Charlie Parish é um roteirista frustrado e depressivo, que se vê preso em uma vida medíocre e fracassada, sem grande destaque, até que a protagonista do filme no qual estava trabalhando aparece morta, no cômodo ao lado do qual ele se encontrava, após uma noite de bebedeira. A pergunta que perturba Parish e o conduz ao longo da narrativa gira em torno de quem matou Val Sommers, e as respostas não são tão fáceis quanto ele esperava que fossem. Disposto a descobrir o que houve naquela noite, o roteirista parte junto de seu melhor amigo, o beberrão Gil, em busca da verdade, e daí em diante ambos mergulham nas particularidades da vida de aparências que permeia o ambiente hollywoodiano, percebendo que há muito mais em jogo do que apenas o assassinato de Sommers.
Ed Brubaker e Sean Phillips trabalham com a histeria anticomunista que dominou os EUA pós-segunda guerra mundial, espiralando os acontecimentos em um grande efeito cascata, dentro do ambiente nefasto e degradante de uma Hollywood permeada pela corrupção e pela ambição de todos que ali se encontram. Jogos de azar, apostas, disputas de ego e a busca pela fama a qualquer preço tornam o entorno do mistério pela morte de Val Sommers muito mais complexo do que Parish poderia imaginar. Atores, Diretores, profissionais de Relações Públicas, todos estão de alguma maneira comprometidos e corrompidos por um sistema que devora boas intenções, em nome do sucesso e dos holofotes. Em The Fade Out Brubaker e Phillips apresentam Hollywood em seu estado mais puro.

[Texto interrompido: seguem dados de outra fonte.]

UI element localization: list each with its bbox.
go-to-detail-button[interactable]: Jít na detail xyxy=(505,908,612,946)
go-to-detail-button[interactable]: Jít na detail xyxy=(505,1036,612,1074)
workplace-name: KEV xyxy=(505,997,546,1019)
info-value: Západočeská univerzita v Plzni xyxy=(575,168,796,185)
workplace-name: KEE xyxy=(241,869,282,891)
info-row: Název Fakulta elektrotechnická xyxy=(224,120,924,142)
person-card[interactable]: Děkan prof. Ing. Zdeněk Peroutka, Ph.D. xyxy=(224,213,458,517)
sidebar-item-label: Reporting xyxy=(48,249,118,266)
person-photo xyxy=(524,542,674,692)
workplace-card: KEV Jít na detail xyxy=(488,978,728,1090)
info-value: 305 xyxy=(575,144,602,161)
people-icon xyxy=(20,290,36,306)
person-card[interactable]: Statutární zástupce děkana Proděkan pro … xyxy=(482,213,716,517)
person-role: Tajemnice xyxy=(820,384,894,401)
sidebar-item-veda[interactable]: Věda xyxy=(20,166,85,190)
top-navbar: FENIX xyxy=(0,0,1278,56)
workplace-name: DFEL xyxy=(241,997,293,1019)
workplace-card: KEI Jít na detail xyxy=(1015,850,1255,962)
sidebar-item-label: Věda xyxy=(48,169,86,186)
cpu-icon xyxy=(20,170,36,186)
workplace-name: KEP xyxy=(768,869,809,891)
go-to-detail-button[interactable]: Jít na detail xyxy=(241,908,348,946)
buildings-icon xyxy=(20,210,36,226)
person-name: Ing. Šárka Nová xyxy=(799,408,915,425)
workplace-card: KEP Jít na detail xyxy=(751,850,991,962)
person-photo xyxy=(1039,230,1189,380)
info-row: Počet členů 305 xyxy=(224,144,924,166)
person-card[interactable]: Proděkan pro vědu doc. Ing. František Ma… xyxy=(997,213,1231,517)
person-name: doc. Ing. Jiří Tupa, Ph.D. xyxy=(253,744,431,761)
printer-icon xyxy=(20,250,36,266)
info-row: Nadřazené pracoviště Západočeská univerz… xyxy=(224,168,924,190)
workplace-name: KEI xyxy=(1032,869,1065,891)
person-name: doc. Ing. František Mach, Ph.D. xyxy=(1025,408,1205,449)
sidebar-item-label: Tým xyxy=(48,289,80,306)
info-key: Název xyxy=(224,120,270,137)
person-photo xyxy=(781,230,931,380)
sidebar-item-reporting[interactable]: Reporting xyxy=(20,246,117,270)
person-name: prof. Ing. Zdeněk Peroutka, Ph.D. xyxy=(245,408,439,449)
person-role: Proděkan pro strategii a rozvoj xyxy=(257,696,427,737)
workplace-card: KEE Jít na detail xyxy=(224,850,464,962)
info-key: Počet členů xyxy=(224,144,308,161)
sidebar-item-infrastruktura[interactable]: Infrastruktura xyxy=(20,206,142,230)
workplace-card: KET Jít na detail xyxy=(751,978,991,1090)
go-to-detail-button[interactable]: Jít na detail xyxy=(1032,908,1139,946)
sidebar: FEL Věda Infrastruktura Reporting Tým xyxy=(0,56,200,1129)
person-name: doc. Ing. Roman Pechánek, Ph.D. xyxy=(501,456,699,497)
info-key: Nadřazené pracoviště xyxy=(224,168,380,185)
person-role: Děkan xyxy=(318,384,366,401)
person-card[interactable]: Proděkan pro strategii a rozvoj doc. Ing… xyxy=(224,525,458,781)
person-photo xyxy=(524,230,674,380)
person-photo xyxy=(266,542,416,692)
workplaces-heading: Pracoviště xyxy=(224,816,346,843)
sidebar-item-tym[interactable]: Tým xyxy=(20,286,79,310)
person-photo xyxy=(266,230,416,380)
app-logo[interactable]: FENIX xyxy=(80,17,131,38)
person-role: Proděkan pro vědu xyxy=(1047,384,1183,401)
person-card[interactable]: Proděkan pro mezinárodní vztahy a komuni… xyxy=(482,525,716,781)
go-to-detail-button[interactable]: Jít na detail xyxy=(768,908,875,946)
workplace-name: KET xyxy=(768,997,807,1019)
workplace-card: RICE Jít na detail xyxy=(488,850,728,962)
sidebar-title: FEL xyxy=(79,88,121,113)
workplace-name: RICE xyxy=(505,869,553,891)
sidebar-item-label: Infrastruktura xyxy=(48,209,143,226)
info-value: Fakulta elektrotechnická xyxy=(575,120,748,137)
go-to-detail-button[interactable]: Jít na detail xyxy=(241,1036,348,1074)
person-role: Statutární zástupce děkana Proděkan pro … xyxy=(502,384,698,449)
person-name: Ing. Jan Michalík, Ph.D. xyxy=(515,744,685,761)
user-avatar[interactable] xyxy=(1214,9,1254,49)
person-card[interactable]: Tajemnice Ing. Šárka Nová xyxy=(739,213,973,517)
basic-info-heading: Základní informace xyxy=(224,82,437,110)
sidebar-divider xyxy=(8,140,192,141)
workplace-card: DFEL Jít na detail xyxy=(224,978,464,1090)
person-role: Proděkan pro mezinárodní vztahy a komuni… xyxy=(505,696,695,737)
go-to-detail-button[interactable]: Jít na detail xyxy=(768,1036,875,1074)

O traço de Phillips e o texto ágil de Brubaker se intercambiam de forma soberba, conferindo sensualidade, mistério e crueldade para seus personagens, ao passo que as cores de Elizabeth Breitweiser em muito ajudam na ambientação noir que a narrativa visual de Phillips pede. Ed Brubaker consegue, em The Fade Out, dosar muito bem os dilemas psicológicos de seus personagens com o enigma que movimenta a narrativa, tornando a Los Angeles de 1948 um organismo vivo e atuante dentro da trama, quase como um personagem propriamente dito. Nada na história é jogado de graça para o leitor, nenhuma palavra, nenhum gesto, nenhum quadro.

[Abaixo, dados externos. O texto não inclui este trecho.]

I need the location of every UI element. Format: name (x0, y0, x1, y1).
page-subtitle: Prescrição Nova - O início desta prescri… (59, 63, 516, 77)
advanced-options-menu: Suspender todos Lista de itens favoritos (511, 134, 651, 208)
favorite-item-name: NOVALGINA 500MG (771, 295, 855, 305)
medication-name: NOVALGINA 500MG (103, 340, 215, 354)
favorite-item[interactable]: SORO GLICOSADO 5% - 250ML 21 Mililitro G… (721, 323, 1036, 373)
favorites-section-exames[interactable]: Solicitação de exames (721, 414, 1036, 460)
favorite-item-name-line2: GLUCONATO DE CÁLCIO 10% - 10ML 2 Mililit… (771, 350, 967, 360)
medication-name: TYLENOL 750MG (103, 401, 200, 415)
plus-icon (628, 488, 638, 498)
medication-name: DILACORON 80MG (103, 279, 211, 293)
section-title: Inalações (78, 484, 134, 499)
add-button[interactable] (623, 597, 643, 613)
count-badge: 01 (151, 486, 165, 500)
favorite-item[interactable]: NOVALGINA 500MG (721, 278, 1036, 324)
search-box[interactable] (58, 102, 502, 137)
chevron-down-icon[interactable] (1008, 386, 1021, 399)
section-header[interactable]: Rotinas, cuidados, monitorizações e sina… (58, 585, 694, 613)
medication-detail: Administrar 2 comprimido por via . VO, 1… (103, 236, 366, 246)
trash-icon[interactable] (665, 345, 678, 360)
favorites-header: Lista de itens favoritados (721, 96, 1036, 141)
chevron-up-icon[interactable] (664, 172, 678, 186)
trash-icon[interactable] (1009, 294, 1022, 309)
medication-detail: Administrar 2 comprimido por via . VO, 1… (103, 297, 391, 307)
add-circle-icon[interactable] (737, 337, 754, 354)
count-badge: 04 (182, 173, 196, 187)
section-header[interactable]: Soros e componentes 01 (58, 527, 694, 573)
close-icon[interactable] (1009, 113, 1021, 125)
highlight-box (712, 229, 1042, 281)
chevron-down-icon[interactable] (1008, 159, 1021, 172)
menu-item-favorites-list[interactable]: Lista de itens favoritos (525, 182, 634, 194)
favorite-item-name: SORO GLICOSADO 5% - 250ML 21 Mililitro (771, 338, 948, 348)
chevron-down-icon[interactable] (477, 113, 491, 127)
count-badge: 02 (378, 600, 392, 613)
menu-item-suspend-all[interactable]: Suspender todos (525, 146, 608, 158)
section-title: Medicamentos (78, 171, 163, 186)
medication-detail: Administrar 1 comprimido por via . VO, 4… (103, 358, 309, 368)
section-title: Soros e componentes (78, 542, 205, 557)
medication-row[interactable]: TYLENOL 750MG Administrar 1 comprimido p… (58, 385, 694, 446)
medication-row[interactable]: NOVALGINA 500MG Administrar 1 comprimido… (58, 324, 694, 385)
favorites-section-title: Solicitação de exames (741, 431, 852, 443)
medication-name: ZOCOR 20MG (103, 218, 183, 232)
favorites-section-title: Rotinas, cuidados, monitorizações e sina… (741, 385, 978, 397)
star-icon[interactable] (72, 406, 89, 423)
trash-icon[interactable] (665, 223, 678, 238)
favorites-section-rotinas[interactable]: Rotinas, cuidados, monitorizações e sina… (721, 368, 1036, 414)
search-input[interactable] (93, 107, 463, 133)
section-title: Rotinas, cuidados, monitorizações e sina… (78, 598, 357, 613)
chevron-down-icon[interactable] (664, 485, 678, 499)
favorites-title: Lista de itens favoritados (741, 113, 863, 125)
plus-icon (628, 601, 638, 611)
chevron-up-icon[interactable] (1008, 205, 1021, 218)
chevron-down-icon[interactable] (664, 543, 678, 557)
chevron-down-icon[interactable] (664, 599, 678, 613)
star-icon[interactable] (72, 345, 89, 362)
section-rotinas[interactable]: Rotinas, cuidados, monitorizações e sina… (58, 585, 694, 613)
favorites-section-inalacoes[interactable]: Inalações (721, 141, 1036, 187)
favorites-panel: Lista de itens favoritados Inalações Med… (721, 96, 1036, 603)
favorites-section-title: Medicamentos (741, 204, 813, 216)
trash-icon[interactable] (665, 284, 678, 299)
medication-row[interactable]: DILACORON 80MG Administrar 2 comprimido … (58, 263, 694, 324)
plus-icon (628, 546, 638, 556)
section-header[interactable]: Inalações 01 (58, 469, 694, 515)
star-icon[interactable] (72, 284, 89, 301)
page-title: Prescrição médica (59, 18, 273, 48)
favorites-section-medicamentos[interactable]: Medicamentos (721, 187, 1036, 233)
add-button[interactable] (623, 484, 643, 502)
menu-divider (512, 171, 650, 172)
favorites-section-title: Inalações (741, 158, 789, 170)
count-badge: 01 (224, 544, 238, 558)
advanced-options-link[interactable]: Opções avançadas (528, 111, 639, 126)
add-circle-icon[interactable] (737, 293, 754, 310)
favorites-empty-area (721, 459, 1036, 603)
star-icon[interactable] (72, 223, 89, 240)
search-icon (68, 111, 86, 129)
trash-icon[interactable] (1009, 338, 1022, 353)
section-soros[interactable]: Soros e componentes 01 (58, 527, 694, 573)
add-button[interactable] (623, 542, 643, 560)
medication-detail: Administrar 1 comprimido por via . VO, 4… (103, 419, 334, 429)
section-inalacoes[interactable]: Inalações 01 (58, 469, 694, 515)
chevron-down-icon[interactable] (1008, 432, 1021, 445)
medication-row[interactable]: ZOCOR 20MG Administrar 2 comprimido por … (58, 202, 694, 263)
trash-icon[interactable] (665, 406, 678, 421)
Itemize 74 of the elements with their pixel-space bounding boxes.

É interessante notarmos que “fade out” é o nome dado ao recurso cinematográfico que consiste no escurecimento gradativo da imagem até chegar ao preto total, dando encerramento a uma cena ou filme. O título da história já é um prenúncio dos autores de que nessa narrativa não há espaço para amenidades, somente para a transição crua entre atos e consequências, como num bom filme noir. Em The Fade Out, parafraseando Arquivo X, a verdade está lá fora, mas nem todos terão estômago para ir busca-la.
Um dos grandes mistérios do mercado editorial brasileiro reside no fato de que um autor do calibre de Ed Brubaker não tem seu material autoral publicado aqui no país. O espanto fica cada vez maior na medida em que a dupla empilha seis prêmios Eisners até o momento, tendo conquistado a estatueta por obras como Criminal, Incognito e pela própria The Fade Out (Melhor Nova Série em 2015 e Melhor Série Limitada 2016). Dessa maneira, só resta aos leitores da dupla acompanhar suas obras através dos encadernados importados, vendidos pela Amazon aqui no Brasil.
*Criminal é um caso à parte, uma vez que a série começou a ser publicada pelo selo Icon, da Marvel Comics, e migrou com Brubaker quando este passou a escrever para a Image Comics. Os direitos de publicação do selo Icon no Brasil eram da editora Panini, que chegou a publicar os dois primeiros arcos da série, “Covarde” e “Lawless”, mas que ficaram sem continuidade no país. Atualmente Criminal já conta com 7 volumes, 1 graphic novel original e 1 série mensal, todos publicados pela Image.